Meta's "Video Seal": Because nothing says "trustworthy" like a digital chastity belt. Imperceptible, they claim, yet robust enough to survive the gauntlet of internet mangling - sounds like the perfect tool to invisibly track content, not just watermark it.
I think it's reasonable to assume that any large social media company is already tracking video similarity in reuploads/edits. The remix and reused audio features are already baked in. Reverse image search screen caps of tiktok/reel pretty often return the source/original
I want to have a way to detect if content is AI generated. You might want to run that model on your own creations to ensure you get the credit for them and that no one can steal them.
Like all tools it can be used for good and evil. It could be installed directly in cameras to sign videos. And people with the power to turn it off could make AI fake videos that much more believable.

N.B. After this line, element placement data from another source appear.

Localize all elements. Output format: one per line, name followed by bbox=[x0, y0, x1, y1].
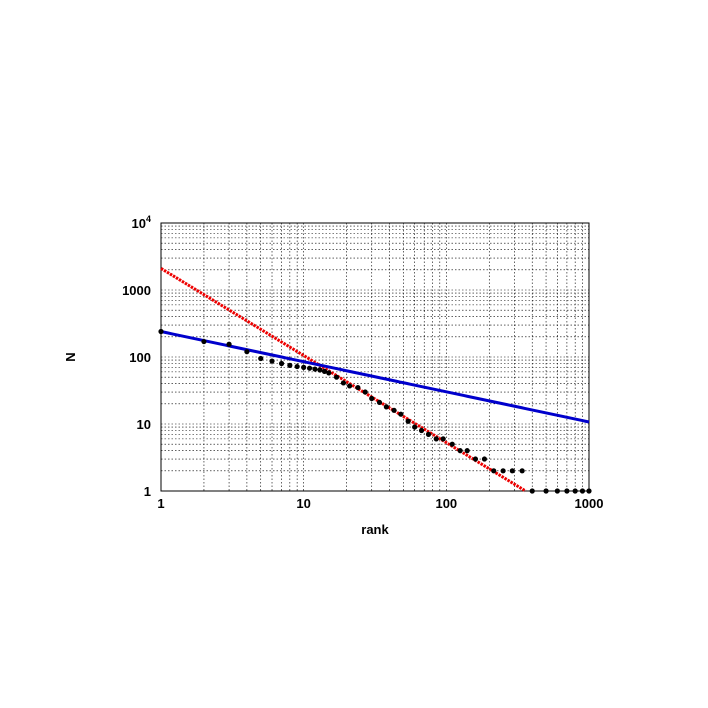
x-tick-label: 1000 bbox=[575, 496, 604, 511]
x-tick-labels: 1 10 100 1000 bbox=[157, 496, 603, 511]
y-axis-label: N bbox=[63, 352, 78, 361]
data-point bbox=[340, 380, 347, 386]
data-point bbox=[449, 441, 455, 447]
data-point bbox=[412, 424, 418, 430]
steep-fit-line bbox=[160, 267, 527, 493]
data-point bbox=[306, 365, 313, 371]
data-point bbox=[405, 418, 411, 424]
y-tick-labels: 1 10 100 1000 104 bbox=[122, 214, 151, 499]
x-tick-label: 1 bbox=[157, 496, 164, 511]
data-point bbox=[294, 363, 300, 370]
y-tick-label: 1000 bbox=[122, 283, 151, 298]
data-point bbox=[425, 431, 432, 437]
data-point bbox=[529, 488, 535, 494]
data-point bbox=[312, 366, 318, 372]
data-points bbox=[158, 328, 592, 494]
data-point bbox=[369, 395, 375, 402]
data-point bbox=[355, 384, 361, 391]
data-point bbox=[317, 367, 323, 373]
x-tick-label: 100 bbox=[435, 496, 457, 511]
data-point bbox=[391, 407, 397, 413]
data-point bbox=[554, 488, 560, 494]
x-tick-label: 10 bbox=[296, 496, 310, 511]
data-point bbox=[269, 358, 275, 364]
data-point bbox=[287, 362, 293, 368]
data-point bbox=[564, 488, 570, 494]
data-point bbox=[326, 370, 332, 376]
y-tick-label: 10 bbox=[137, 417, 151, 432]
data-point bbox=[158, 328, 164, 335]
data-point bbox=[491, 468, 497, 474]
plot-frame bbox=[160, 222, 590, 492]
data-point bbox=[383, 404, 389, 410]
y-tick-label: 100 bbox=[129, 350, 151, 365]
data-point bbox=[347, 383, 353, 389]
data-point bbox=[278, 360, 285, 367]
data-point bbox=[579, 488, 586, 494]
data-point bbox=[258, 355, 264, 362]
data-point bbox=[519, 468, 525, 474]
fit-lines bbox=[160, 267, 590, 493]
data-point bbox=[418, 427, 425, 434]
data-point bbox=[457, 448, 463, 454]
data-point bbox=[572, 488, 578, 494]
data-point bbox=[543, 488, 549, 494]
data-point bbox=[500, 468, 506, 474]
shallow-fit-line bbox=[160, 330, 590, 424]
data-point bbox=[376, 399, 383, 406]
grid-lines bbox=[161, 223, 589, 491]
data-point bbox=[586, 488, 592, 494]
data-point bbox=[244, 349, 250, 355]
y-tick-label: 1 bbox=[144, 484, 151, 499]
data-point bbox=[464, 448, 470, 454]
data-point bbox=[472, 456, 479, 462]
y-tick-label: 104 bbox=[132, 214, 151, 231]
data-point bbox=[226, 341, 232, 347]
data-point bbox=[433, 436, 439, 442]
data-point bbox=[333, 374, 340, 380]
data-point bbox=[509, 468, 515, 474]
data-point bbox=[440, 436, 446, 442]
data-point bbox=[362, 389, 368, 395]
data-point bbox=[201, 338, 207, 345]
data-point bbox=[301, 364, 307, 370]
data-point bbox=[398, 411, 404, 417]
data-point bbox=[481, 456, 488, 462]
data-point bbox=[321, 368, 328, 374]
x-axis-label: rank bbox=[361, 522, 389, 537]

I would make the argument that these AI safety initiatives yield messaging that muddles and confuses the public on the simple fact that they should not, under any circumstances, use a video or image as proof or assume its veracity. When I tell someone this it is common for them to come back with something like "aren't they working on things to detect if a video is fake?" I think this idea, that video content can still be trusted and that {COMPANY} is being responsible is the real goal of the money pumped into these watermarking techniques. These techniques will not actually help people, images and video will continue to be used for disinformation. The only thing that can stymie that is a broad cultural shift to default to distrust of photographs and video footage, to treat it all like you might a painting or animated cartoon depicting an event; maybe an accurate portrayal, but just as easily totally fabricated. The responsible thing for companies to do would be to spread messaging indicative of this fact, but they would rather engage in safety theater and score some points while keeping users dumb and easily fooled.
"they should not, under any circumstances, use a video or image as proof or assume its veracity"

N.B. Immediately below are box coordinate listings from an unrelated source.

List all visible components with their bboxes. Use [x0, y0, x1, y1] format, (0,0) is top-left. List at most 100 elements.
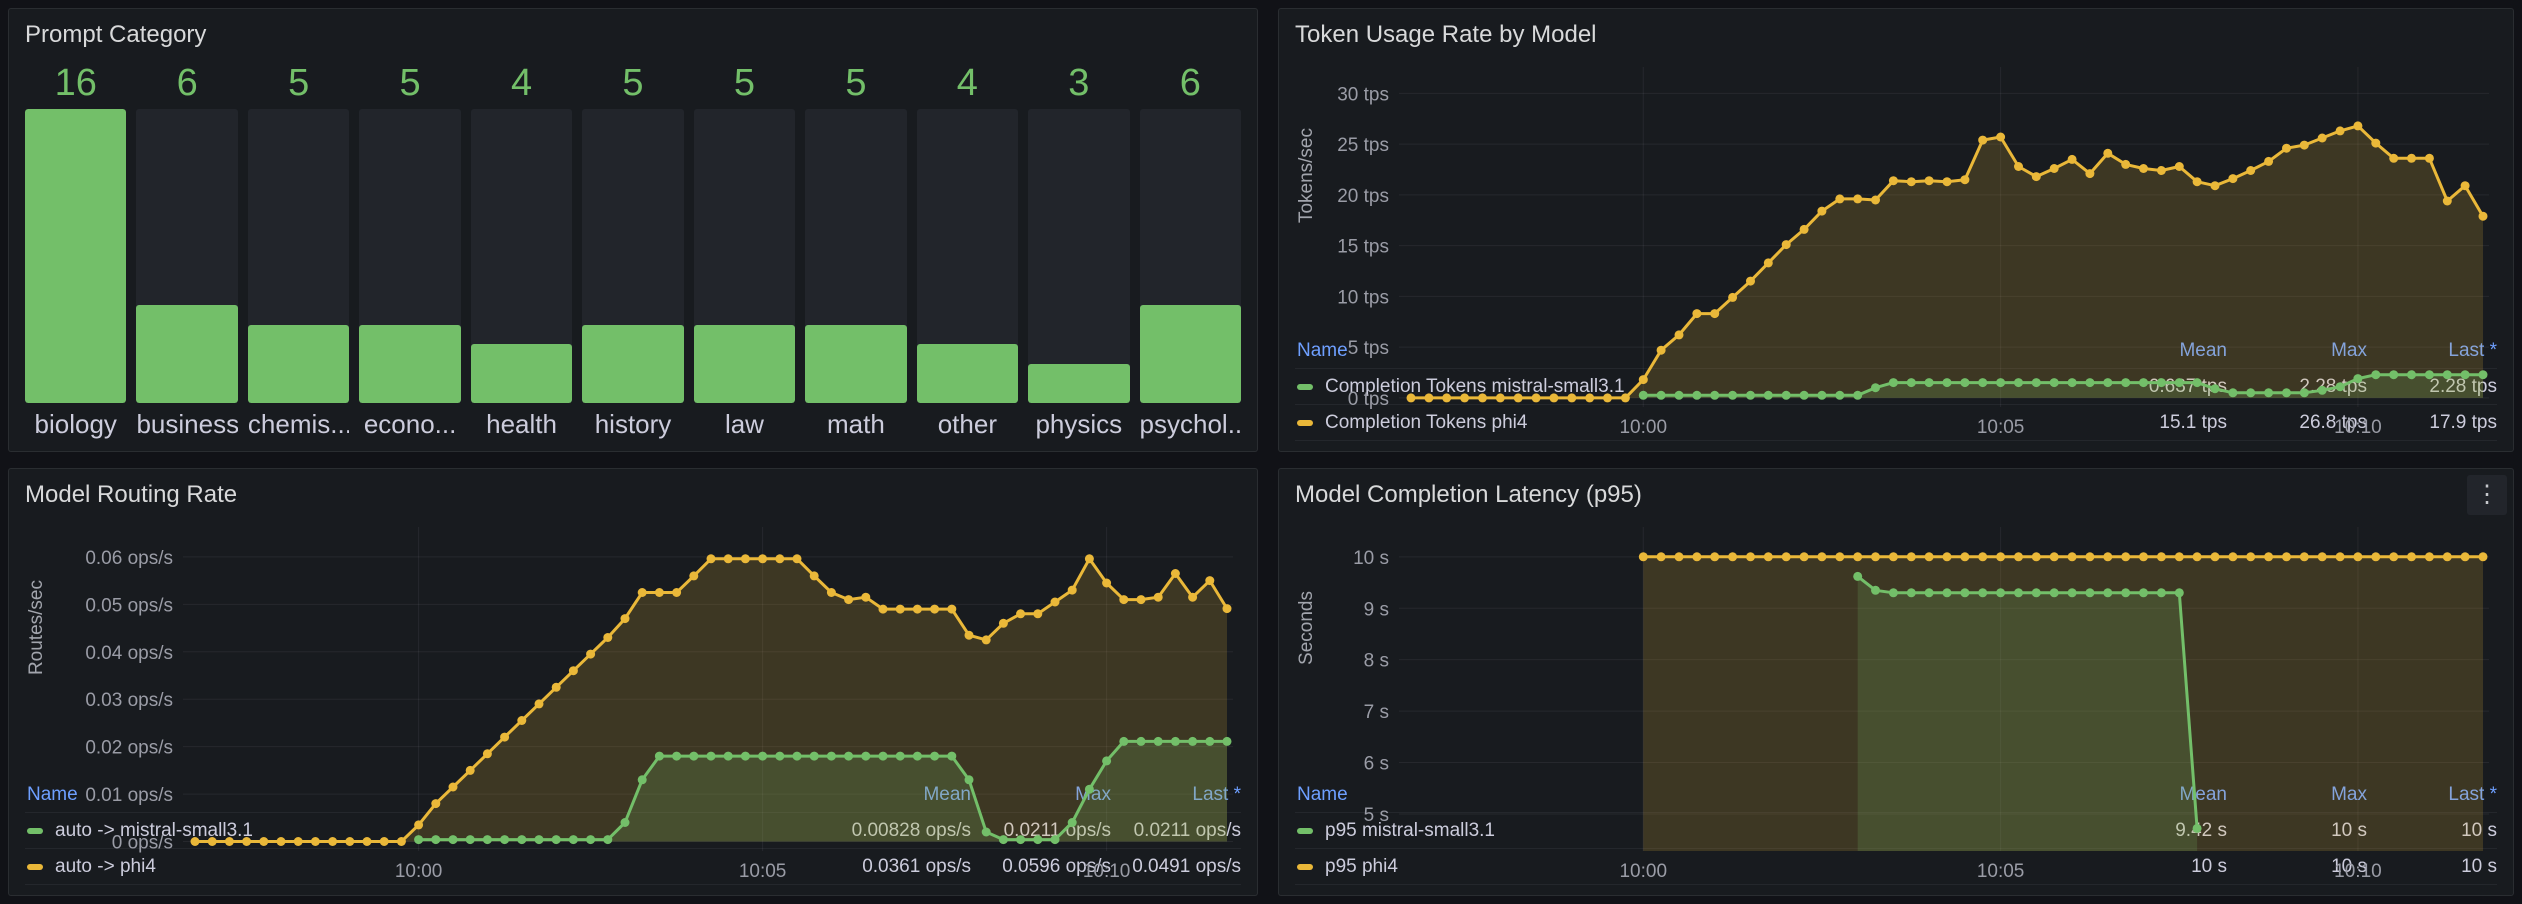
bar-category-label: history — [594, 409, 672, 439]
bar-category-label: math — [826, 409, 885, 439]
series-last-value: 10 s — [2461, 855, 2497, 877]
series-name-label[interactable]: Completion Tokens phi4 — [1325, 411, 1528, 433]
series-name-label[interactable]: p95 phi4 — [1325, 855, 1398, 877]
bar-column: 5 history — [582, 59, 684, 441]
legend-header-mean[interactable]: Mean — [2179, 783, 2227, 805]
legend-series-cell: p95 phi4 — [1295, 856, 2067, 878]
bar-fill — [916, 344, 1019, 403]
legend-header-last[interactable]: Last * — [2448, 783, 2497, 805]
svg-text:10:05: 10:05 — [1977, 417, 2025, 438]
bar-fill — [693, 324, 796, 403]
series-color-chip — [27, 863, 43, 870]
bar-column: 16 biology — [25, 59, 127, 441]
series-name-label[interactable]: Completion Tokens mistral-small3.1 — [1325, 375, 1625, 397]
panel-menu-button[interactable]: ⋮ — [2467, 475, 2507, 515]
legend-row: Completion Tokens phi4 15.1 tps 26.8 tps 17… — [1295, 405, 2497, 441]
legend-series-cell: p95 mistral-small3.1 — [1295, 820, 2067, 842]
svg-text:10:10: 10:10 — [1083, 861, 1131, 882]
legend-header-max[interactable]: Max — [2331, 783, 2367, 805]
legend-header-mean[interactable]: Mean — [2179, 339, 2227, 361]
bar-value-label: 6 — [1179, 62, 1201, 104]
svg-text:10:00: 10:00 — [1619, 861, 1667, 882]
bar-category-label: econo... — [363, 409, 457, 439]
bar-track — [136, 109, 238, 403]
bar-category-label: law — [724, 409, 764, 439]
svg-text:10:10: 10:10 — [2334, 861, 2382, 882]
legend-series-cell: auto -> phi4 — [25, 856, 811, 878]
bar-column: 3 physics — [1028, 59, 1130, 441]
legend-header-name[interactable]: Name — [1297, 339, 1348, 361]
time-series-chart: Tokens/sec 0 tps 5 tps 10 tps 15 tps 20 tps 2… — [1295, 55, 2497, 438]
series-mean-value: 0.637 tps — [2148, 375, 2227, 397]
series-color-chip — [1297, 383, 1313, 390]
series-color-chip — [1297, 827, 1313, 834]
legend-series-cell: Completion Tokens phi4 — [1295, 412, 2067, 434]
series-name-label[interactable]: auto -> mistral-small3.1 — [55, 819, 253, 841]
svg-text:0 tps: 0 tps — [1348, 389, 1389, 410]
svg-text:10:05: 10:05 — [739, 861, 787, 882]
panel-prompt-category: Prompt Category 16 biology 6 business 5 chemi… — [8, 8, 1258, 452]
svg-text:0.01 ops/s: 0.01 ops/s — [85, 785, 173, 806]
svg-text:10:00: 10:00 — [395, 861, 443, 882]
legend-header-last[interactable]: Last * — [2448, 339, 2497, 361]
bar-value-label: 4 — [510, 62, 533, 104]
bar-fill — [247, 324, 350, 403]
panel-title: Model Routing Rate — [25, 481, 238, 508]
bar-gauge: 16 biology 6 business 5 chemis... 5 econo... 4 he… — [25, 59, 1241, 441]
panel-model-completion-latency: Model Completion Latency (p95) ⋮ Seconds… — [1278, 468, 2514, 896]
bar-track — [582, 109, 684, 403]
bar-fill — [1139, 305, 1241, 403]
bar-value-label: 5 — [845, 62, 867, 104]
series-max-value: 10 s — [2331, 819, 2367, 841]
legend-header-name[interactable]: Name — [1297, 783, 1348, 805]
bar-fill — [1028, 363, 1130, 403]
bar-value-label: 5 — [733, 62, 756, 104]
panel-model-routing-rate: Model Routing Rate Routes/sec 0 ops/s 0.0… — [8, 468, 1258, 896]
legend-row: auto -> phi4 0.0361 ops/s 0.0596 ops/s 0.04… — [25, 849, 1241, 885]
bar-fill — [136, 305, 238, 403]
bar-track — [693, 109, 796, 403]
legend-header-max[interactable]: Max — [2331, 339, 2367, 361]
series-color-chip — [27, 827, 43, 834]
series-max-value: 26.8 tps — [2299, 411, 2367, 433]
series-name-label[interactable]: p95 mistral-small3.1 — [1325, 819, 1495, 841]
legend-header-name[interactable]: Name — [27, 783, 78, 805]
legend-row: auto -> mistral-small3.1 0.00828 ops/s 0.0… — [25, 813, 1241, 849]
bar-column: 5 econo... — [359, 59, 461, 441]
svg-text:5 s: 5 s — [1364, 805, 1389, 826]
svg-text:0.03 ops/s: 0.03 ops/s — [85, 690, 173, 711]
series-name-label[interactable]: auto -> phi4 — [55, 855, 156, 877]
kebab-menu-icon: ⋮ — [2475, 481, 2499, 508]
time-series-plot: 5 s 6 s 7 s 8 s 9 s 10 s 10:00 10:05 10:10 — [1295, 515, 2497, 882]
bar-fill — [582, 324, 684, 403]
panel-title: Model Completion Latency (p95) — [1295, 481, 1642, 508]
svg-text:5 tps: 5 tps — [1348, 338, 1389, 359]
svg-text:20 tps: 20 tps — [1337, 186, 1389, 207]
bar-column: 5 math — [805, 59, 907, 441]
bar-fill — [359, 324, 461, 403]
svg-text:25 tps: 25 tps — [1337, 135, 1389, 156]
legend-header-last[interactable]: Last * — [1192, 783, 1241, 805]
series-mean-value: 0.0361 ops/s — [862, 855, 971, 877]
time-series-plot: 0 tps 5 tps 10 tps 15 tps 20 tps 25 tps 30 tps… — [1295, 55, 2497, 438]
legend-series-cell: auto -> mistral-small3.1 — [25, 820, 811, 842]
svg-text:0.02 ops/s: 0.02 ops/s — [85, 738, 173, 759]
svg-text:7 s: 7 s — [1364, 702, 1389, 723]
legend-series-cell: Completion Tokens mistral-small3.1 — [1295, 376, 2067, 398]
series-last-value: 0.0211 ops/s — [1133, 819, 1241, 841]
bar-track — [1028, 109, 1130, 403]
legend-header-mean[interactable]: Mean — [923, 783, 971, 805]
svg-text:9 s: 9 s — [1364, 599, 1389, 620]
series-max-value: 0.0596 ops/s — [1002, 855, 1111, 877]
bar-value-label: 5 — [622, 62, 644, 104]
bar-column: 5 chemis... — [247, 59, 350, 441]
series-last-value: 10 s — [2461, 819, 2497, 841]
svg-text:15 tps: 15 tps — [1337, 237, 1389, 258]
bar-fill — [470, 344, 573, 403]
bar-value-label: 6 — [176, 62, 198, 104]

This is just silly. Courts never assume the validity of evidence. It is actually assumed to be invalid unless it can be proved to have not been tampered with. Photos have been able to be edited for over 100 years but they are still used as evidence. The person who took the photo will sign an affidavit and or testify in court that it is real. And AI videos are going to be easily detectable for a long time.
I'm talking about your average person, not the court system. I'm asserting that culturally we need to shift to acknowledging that photos are not proof, rather than pretending that some fancy counter-model or watermarking will somehow allow us to maintain an already-misplaced trust in the veracity of images.
Here they are presented as separate things, each of which apparently improves quality / efficiency. I wonder what the quality / efficiency increase is of all those methods put together? Maybe that’s what Llama 4 will be?
This looks like a lot of innovation is happening at Meta in those areas, really cool!